As can be seen from these practices, what Redcoast is driving is not point-wise capability optimization, but an overall transition from local intelligence to systemic intelligence.
V. Engineering Implementation Methodology: Deployment Pathways, Delivery Systems, and Risk Control
In the actual process of project advancement, Redcoast typically adopts a phased implementation strategy to ensure that the technical solution can be deployed smoothly.
The first step is the pilot phase.
Select a single high-value scenario (such as predictive maintenance of key equipment or core process optimization), quickly go live and validate the results, thereby reducing the risk of initial investment.
The second step is the rollout phase.
Based on the success of the pilot, gradually connect data and models across multiple scenarios, achieving collaboration across business chains.
The third step is the scaling phase.
Ultimately, an AI collaborative system covering the entire process is formed, making Agent Harness an enterprise-level infrastructure.
At the delivery level, Redcoast has developed a standardized output system, including:
Overall platform solution, system deployment documentation, interface specification descriptions, operations management manual, and effect visualization dashboard, among others.
At the same time, we also place special emphasis on risk points during project implementation, including:
System compatibility issues, operational stability challenges, data security risks, and personnel capability alignment.
These issues are addressed through a dual guarantee of technical solutions and organizational training.
VI. Business Value Quantification: Systematic Improvements in Efficiency, Cost, Safety, and Management
Based on the actual results of Redcoast’s deployed projects, the value of Agent Harness can be clearly quantified.
At the efficiency level, the model deployment and iteration cycle has been significantly shortened, from “weekly or even monthly” to “daily.”

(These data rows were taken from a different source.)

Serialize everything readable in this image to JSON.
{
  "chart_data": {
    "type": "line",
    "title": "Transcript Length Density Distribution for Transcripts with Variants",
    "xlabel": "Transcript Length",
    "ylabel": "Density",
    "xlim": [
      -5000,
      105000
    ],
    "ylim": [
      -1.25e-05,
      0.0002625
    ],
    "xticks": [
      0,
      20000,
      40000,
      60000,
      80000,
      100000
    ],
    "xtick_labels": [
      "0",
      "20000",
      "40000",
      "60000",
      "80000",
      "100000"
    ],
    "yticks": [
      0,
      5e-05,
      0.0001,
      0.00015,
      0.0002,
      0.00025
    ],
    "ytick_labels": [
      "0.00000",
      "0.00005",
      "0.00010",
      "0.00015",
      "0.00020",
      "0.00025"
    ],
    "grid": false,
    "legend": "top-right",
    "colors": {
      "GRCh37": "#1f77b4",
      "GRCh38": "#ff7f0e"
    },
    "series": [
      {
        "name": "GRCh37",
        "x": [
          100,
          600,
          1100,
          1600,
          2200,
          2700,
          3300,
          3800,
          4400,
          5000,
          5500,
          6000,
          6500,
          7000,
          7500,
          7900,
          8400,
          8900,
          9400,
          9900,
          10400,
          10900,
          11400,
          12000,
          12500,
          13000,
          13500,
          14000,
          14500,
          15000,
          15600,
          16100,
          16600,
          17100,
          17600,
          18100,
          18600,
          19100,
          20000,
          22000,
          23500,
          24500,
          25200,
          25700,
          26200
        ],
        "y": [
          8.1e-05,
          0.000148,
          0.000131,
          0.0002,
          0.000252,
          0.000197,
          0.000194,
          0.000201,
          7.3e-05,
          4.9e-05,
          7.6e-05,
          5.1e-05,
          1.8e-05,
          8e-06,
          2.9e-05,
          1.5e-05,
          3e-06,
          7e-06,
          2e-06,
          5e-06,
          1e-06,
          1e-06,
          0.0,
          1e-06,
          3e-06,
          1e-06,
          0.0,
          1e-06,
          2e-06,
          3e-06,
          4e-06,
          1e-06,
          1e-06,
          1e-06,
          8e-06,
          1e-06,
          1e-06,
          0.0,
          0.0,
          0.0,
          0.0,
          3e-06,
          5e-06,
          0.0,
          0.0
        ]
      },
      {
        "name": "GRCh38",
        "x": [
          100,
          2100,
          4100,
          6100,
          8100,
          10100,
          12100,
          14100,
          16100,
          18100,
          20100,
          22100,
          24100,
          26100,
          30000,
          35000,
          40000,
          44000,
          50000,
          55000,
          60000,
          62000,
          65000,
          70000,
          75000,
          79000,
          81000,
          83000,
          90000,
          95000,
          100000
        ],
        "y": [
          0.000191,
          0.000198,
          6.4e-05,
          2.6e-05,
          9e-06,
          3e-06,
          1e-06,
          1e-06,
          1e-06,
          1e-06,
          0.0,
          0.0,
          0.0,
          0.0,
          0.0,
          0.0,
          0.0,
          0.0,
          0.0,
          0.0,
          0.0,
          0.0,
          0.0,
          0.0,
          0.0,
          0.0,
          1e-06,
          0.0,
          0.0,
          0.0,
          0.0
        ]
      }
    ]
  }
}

At the cost level, through energy optimization and maintenance strategy adjustments, overall operational costs have been significantly reduced, while the defect rate has been effectively controlled.
At the safety level, anomaly identification and response speed have been greatly improved, reducing production risks.
At the management level, enterprises are gradually moving away from reliance on manual experience and shifting toward an intelligent decision-making system based on data and models.
The essence of these changes is the transition of enterprises from “digital applications” to “intelligent operations.”
VII. Conclusion and Evolution Direction: Toward a New Industrial Paradigm Driven by Omni-Domain Agents
In the Redcoast technology system, Agent Harness is no longer just a technical component, but an important piece of infrastructure for the AI system in process industries.
Its core value lies in solving the problems of “difficulty in collaboration, engineering, and operations” during the large-scale deployment of AI, thereby supporting enterprises in building a sustainably evolving intelligent capability system.
Looking to the future, Redcoast believes this system will continue to evolve in three directions:
First, further enhancement of agent capabilities to achieve a higher level of autonomous collaboration;
Second, deep integration with digital twin systems to drive virtual-physical interaction;
Third, the gradual construction of an agent network covering entire business chains.
For process industry enterprises, the key is no longer whether to introduce AI, but whether they possess the systemic capability to support the continuous evolution of AI.
In this process, Agent Harness is becoming the core enabling capability for Redcoast to drive the implementation of industrial intelligence.